# Buying snowjoe



## rcleone (Dec 7, 2015)

Thinking of buying a SnowJoe SJ625E for the small storms. Have a Ariens Platinum 24 for the big ones. Does anybody own a SJ625, and does it does good job?


----------



## micah68kj (Oct 8, 2011)

Not sure which model snojoe my neighbor has but he used it one time and said that was enough. IMHO you'd be better off getting a Toro ss.


----------



## tabora (Mar 1, 2017)

rcleone said:


> Thinking of buying a SnowJoe SJ625E for the small storms. Have a Ariens Platinum 24 for the big ones.
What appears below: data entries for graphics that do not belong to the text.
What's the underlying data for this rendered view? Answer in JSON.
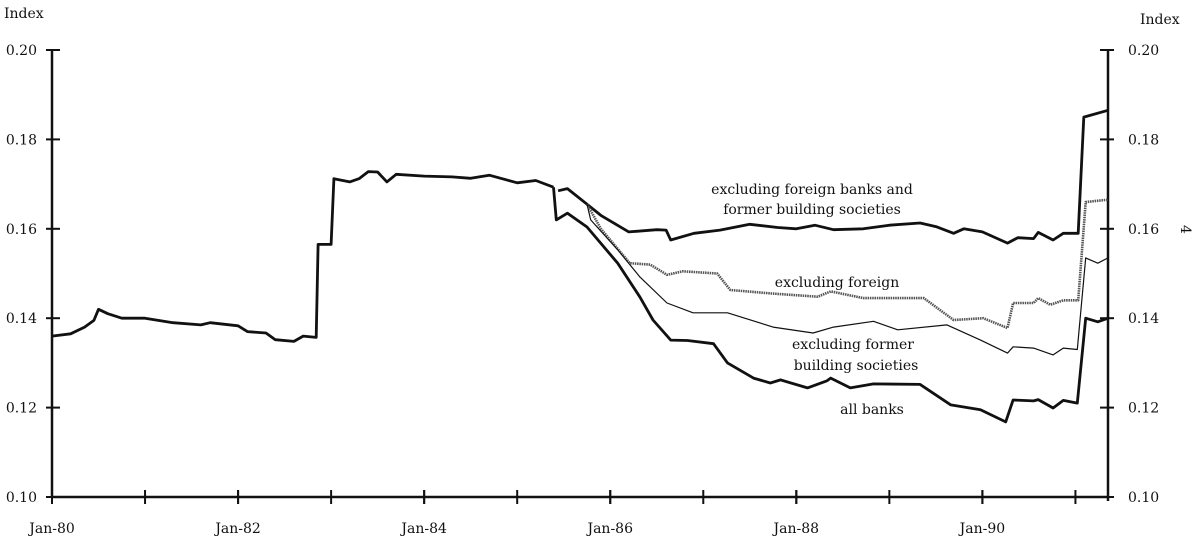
{
  "chart_data": {
    "type": "line",
    "title": "",
    "ylabel_left": "Index",
    "ylabel_right": "Index",
    "page_number": "4",
    "xlim": [
      1980.0,
      1991.35
    ],
    "ylim": [
      0.1,
      0.2
    ],
    "y_ticks": [
      0.1,
      0.12,
      0.14,
      0.16,
      0.18,
      0.2
    ],
    "y_tick_labels": [
      "0.10",
      "0.12",
      "0.14",
      "0.16",
      "0.18",
      "0.20"
    ],
    "x_minor_ticks": [
      1981,
      1982,
      1983,
      1984,
      1985,
      1986,
      1987,
      1988,
      1989,
      1990,
      1991
    ],
    "x_ticks": [
      1980,
      1982,
      1984,
      1986,
      1988,
      1990
    ],
    "x_tick_labels": [
      "Jan-80",
      "Jan-82",
      "Jan-84",
      "Jan-86",
      "Jan-88",
      "Jan-90"
    ],
    "grid": false,
    "common_segment": [
      [
        1980.0,
        0.136
      ],
      [
        1980.2,
        0.1365
      ],
      [
        1980.35,
        0.138
      ],
      [
        1980.45,
        0.1395
      ],
      [
        1980.5,
        0.142
      ],
      [
        1980.6,
        0.141
      ],
      [
        1980.75,
        0.14
      ],
      [
        1981.0,
        0.14
      ],
      [
        1981.3,
        0.139
      ],
      [
        1981.6,
        0.1385
      ],
      [
        1981.7,
        0.139
      ],
      [
        1982.0,
        0.1383
      ],
      [
        1982.1,
        0.137
      ],
      [
        1982.3,
        0.1367
      ],
      [
        1982.4,
        0.1352
      ],
      [
        1982.6,
        0.1348
      ],
      [
        1982.7,
        0.136
      ],
      [
        1982.84,
        0.1357
      ],
      [
        1982.86,
        0.1565
      ],
      [
        1983.0,
        0.1565
      ],
      [
        1983.03,
        0.1712
      ],
      [
        1983.2,
        0.1705
      ],
      [
        1983.3,
        0.1712
      ],
      [
        1983.4,
        0.1728
      ],
      [
        1983.5,
        0.1727
      ],
      [
        1983.6,
        0.1705
      ],
      [
        1983.7,
        0.1722
      ],
      [
        1984.0,
        0.1718
      ],
      [
        1984.3,
        0.1716
      ],
      [
        1984.5,
        0.1713
      ],
      [
        1984.7,
        0.172
      ],
      [
        1985.0,
        0.1703
      ],
      [
        1985.2,
        0.1708
      ],
      [
        1985.39,
        0.1693
      ]
    ],
    "series": [
      {
        "name": "excluding foreign banks and former building societies",
        "style": "thick",
        "points": [
          [
            1985.44,
            0.1685
          ],
          [
            1985.54,
            0.169
          ],
          [
            1985.75,
            0.1655
          ],
          [
            1985.9,
            0.163
          ],
          [
            1986.2,
            0.1593
          ],
          [
            1986.5,
            0.1598
          ],
          [
            1986.6,
            0.1597
          ],
          [
            1986.65,
            0.1575
          ],
          [
            1986.9,
            0.159
          ],
          [
            1987.18,
            0.1597
          ],
          [
            1987.5,
            0.161
          ],
          [
            1987.8,
            0.1603
          ],
          [
            1988.0,
            0.16
          ],
          [
            1988.2,
            0.1608
          ],
          [
            1988.4,
            0.1598
          ],
          [
            1988.72,
            0.16
          ],
          [
            1989.0,
            0.1608
          ],
          [
            1989.33,
            0.1613
          ],
          [
            1989.5,
            0.1605
          ],
          [
            1989.69,
            0.159
          ],
          [
            1989.8,
            0.16
          ],
          [
            1990.0,
            0.1593
          ],
          [
            1990.27,
            0.1568
          ],
          [
            1990.38,
            0.158
          ],
          [
            1990.55,
            0.1578
          ],
          [
            1990.6,
            0.1592
          ],
          [
            1990.76,
            0.1575
          ],
          [
            1990.87,
            0.159
          ],
          [
            1991.03,
            0.159
          ],
          [
            1991.09,
            0.185
          ],
          [
            1991.35,
            0.1865
          ]
        ]
      },
      {
        "name": "excluding foreign",
        "style": "dotted",
        "points": [
          [
            1985.75,
            0.1655
          ],
          [
            1985.9,
            0.16
          ],
          [
            1986.21,
            0.1523
          ],
          [
            1986.43,
            0.152
          ],
          [
            1986.61,
            0.1497
          ],
          [
            1986.78,
            0.1505
          ],
          [
            1987.15,
            0.15
          ],
          [
            1987.29,
            0.1463
          ],
          [
            1987.75,
            0.1455
          ],
          [
            1988.23,
            0.1448
          ],
          [
            1988.37,
            0.146
          ],
          [
            1988.72,
            0.1445
          ],
          [
            1989.37,
            0.1445
          ],
          [
            1989.69,
            0.1396
          ],
          [
            1990.01,
            0.14
          ],
          [
            1990.27,
            0.1378
          ],
          [
            1990.33,
            0.1434
          ],
          [
            1990.55,
            0.1434
          ],
          [
            1990.6,
            0.1445
          ],
          [
            1990.73,
            0.143
          ],
          [
            1990.87,
            0.144
          ],
          [
            1991.03,
            0.144
          ],
          [
            1991.11,
            0.166
          ],
          [
            1991.35,
            0.1665
          ]
        ]
      },
      {
        "name": "excluding former building societies",
        "style": "thin",
        "points": [
          [
            1985.75,
            0.1655
          ],
          [
            1985.79,
            0.162
          ],
          [
            1986.08,
            0.1553
          ],
          [
            1986.32,
            0.1492
          ],
          [
            1986.61,
            0.1434
          ],
          [
            1986.89,
            0.1412
          ],
          [
            1987.26,
            0.1412
          ],
          [
            1987.75,
            0.138
          ],
          [
            1988.18,
            0.1367
          ],
          [
            1988.4,
            0.138
          ],
          [
            1988.83,
            0.1393
          ],
          [
            1989.09,
            0.1374
          ],
          [
            1989.62,
            0.1385
          ],
          [
            1989.98,
            0.1351
          ],
          [
            1990.27,
            0.1322
          ],
          [
            1990.33,
            0.1336
          ],
          [
            1990.55,
            0.1333
          ],
          [
            1990.76,
            0.1318
          ],
          [
            1990.87,
            0.1333
          ],
          [
            1991.02,
            0.133
          ],
          [
            1991.11,
            0.1535
          ],
          [
            1991.24,
            0.1523
          ],
          [
            1991.35,
            0.1535
          ]
        ]
      },
      {
        "name": "all banks",
        "style": "thick",
        "points": [
          [
            1985.39,
            0.1693
          ],
          [
            1985.42,
            0.162
          ],
          [
            1985.54,
            0.1635
          ],
          [
            1985.75,
            0.1604
          ],
          [
            1986.08,
            0.1523
          ],
          [
            1986.32,
            0.1447
          ],
          [
            1986.46,
            0.1396
          ],
          [
            1986.65,
            0.1351
          ],
          [
            1986.83,
            0.135
          ],
          [
            1987.11,
            0.1343
          ],
          [
            1987.26,
            0.13
          ],
          [
            1987.54,
            0.1266
          ],
          [
            1987.72,
            0.1255
          ],
          [
            1987.83,
            0.1262
          ],
          [
            1988.12,
            0.1244
          ],
          [
            1988.33,
            0.126
          ],
          [
            1988.37,
            0.1266
          ],
          [
            1988.58,
            0.1244
          ],
          [
            1988.83,
            0.1253
          ],
          [
            1989.33,
            0.1252
          ],
          [
            1989.66,
            0.1206
          ],
          [
            1989.98,
            0.1195
          ],
          [
            1990.25,
            0.1168
          ],
          [
            1990.33,
            0.1217
          ],
          [
            1990.55,
            0.1215
          ],
          [
            1990.6,
            0.1218
          ],
          [
            1990.76,
            0.1199
          ],
          [
            1990.87,
            0.1216
          ],
          [
            1991.02,
            0.121
          ],
          [
            1991.11,
            0.14
          ],
          [
            1991.24,
            0.1392
          ],
          [
            1991.35,
            0.14
          ]
        ]
      }
    ],
    "annotations": {
      "excl_both_line1": "excluding foreign banks and",
      "excl_both_line2": "former building societies",
      "excl_foreign": "excluding foreign",
      "excl_bs_line1": "excluding former",
      "excl_bs_line2": "building societies",
      "all_banks": "all banks"
    }
  }
}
Does anybody own a SJ625, and does it does good job?


I have a smaller corded SnowJoe, the SJ615E. It works very well for clearing my 12'x18' deck (see picture here: https://www.snowblowerforum.com/forum/snowjoe-snowblowers/112545-new-sj615e.html), and I have used it for a few inches of snow on my entire 3-car-wide drive, but that is pushing it... Had to blow some of the snow in the center 3 times to get it to the lawn.


----------



## gibbs296 (Jun 22, 2014)

I have a Toro power Shovel that i use from time to time and have had a couple of Toro's older corded electric snow throwers. They are certainly way better than a shovel, but I've grown very fond of the Powerlite's and Toro's other single stage gas machines. They are pretty much all I use.


----------